Para pemilik toko di kawasan Malioboro (Jalan Malioboro hingga Jalan Margo Mulyo) tergabung dalam Perkumpulan Pengusaha Malionoro Ahmad Yani) menolak rencana Pemerintah Kota Yogyakarta maupun Pemprov Daerah Istimewa Yogyakarta, menjadikan kawasan ini bebas kendaraan bermotor.

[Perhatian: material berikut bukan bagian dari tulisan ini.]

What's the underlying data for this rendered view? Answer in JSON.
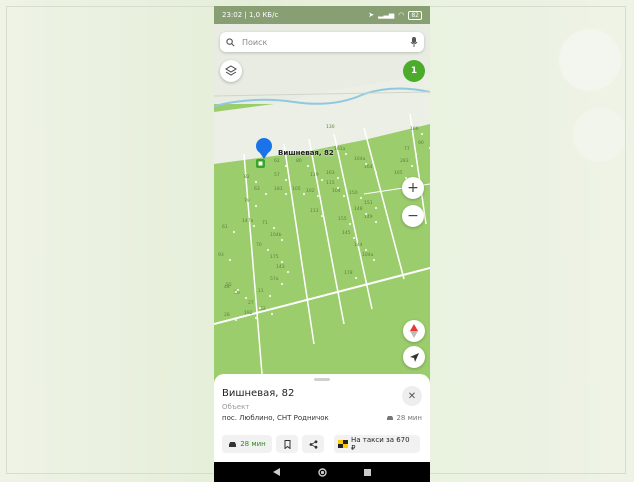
{
  "status": {
    "time_speed": "23:02 | 1,0 КБ/с",
    "battery": "82"
  },
  "search": {
    "placeholder": "Поиск"
  },
  "map": {
    "badge_count": "1",
    "pin_label": "Вишневая, 82",
    "zoom_in": "+",
    "zoom_out": "−",
    "plots": [
      "62",
      "80",
      "161a",
      "165",
      "164a",
      "164",
      "57",
      "119",
      "163",
      "82",
      "105",
      "181",
      "102",
      "104",
      "115",
      "150",
      "151",
      "79",
      "148",
      "149",
      "147a",
      "61",
      "113",
      "155",
      "71",
      "104b",
      "145",
      "70",
      "144",
      "93",
      "175",
      "104a",
      "143",
      "178",
      "55",
      "28",
      "11",
      "57a",
      "192",
      "27",
      "52",
      "48",
      "30",
      "283",
      "77",
      "90",
      "106",
      "130",
      "63"
    ]
  },
  "sheet": {
    "title": "Вишневая, 82",
    "subtitle": "Объект",
    "address": "пос. Люблино, СНТ Родничок",
    "time": "28 мин",
    "route_label": "28 мин",
    "taxi_label": "На такси за 670 ₽",
    "close_glyph": "✕"
  },
  "colors": {
    "map_green": "#9ccd6d",
    "accent_green": "#4bab2a",
    "pin_blue": "#1a73e8",
    "river": "#8fc8e0"
  }
}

Ketua Umum PPMAY, Sadana Mulyono mengatakan para pemilik toko kini mengalami penurunan omzet yang sangat drastis karena kebijakan larangan parkir di Kawasan Malioboro- Margo Mulyo. Penurunan omzet akan terus berlanjut jika kemudian kawasan ini dijadikan kawasan bebas kendaraan bermotor. “Memang ada kantong-kantong parkir. Namun itu tidak efektif karena jauh,” kata Sadana.

Dengan menjadikan kawasan Malioboro sebagai kawasan bebas kendaraan bermotor atau kawasan pedestrian, hal ini akan menurunkan jumlah wisatawan yang berkunjung. Secara tidak langsung, ini akan berdampak pada omzet mereka. Alasannya akses masuk kawasan Malioboro semakin sulit, menjadikan mereka yang ingin berwisata atau berbelanja ke Malioboro akhirnya memilih tempat lain.

Kondisi ini, semakin dipersulit dengan keberadaan PKL di depan toko mereka. PKL kawasan Malioboro ini sebenarnya berada di atas tanah hak milik mereka. Namun, keberadaannya justru menutup akses masuk toko. “Dulu Pemkot Yogyakarta saat Sudjono AJ menjadi walikota, toko Malioboro harus memundurkan pintu masuknya 3-4 meter dan halaman depan untuk pejalan kaki. Kami juga dijanjikan tidak ada PKL yang menempati lorong ini. Tapi kenyataannya kini PKL jumlahnya sangat banyak dan nyaris menutup pintu masuk toko,” keluhnya.

Toko di Malioboro saat ini hanya 200-an, sedangkan jumlah PKL mencapai 1.284. Kebanyakan PKL ini bukan orang kecil. Banyak di antara mereka yang memiliki lebih dari satu unit mobil bahkan memiliki Fortuner juga ada.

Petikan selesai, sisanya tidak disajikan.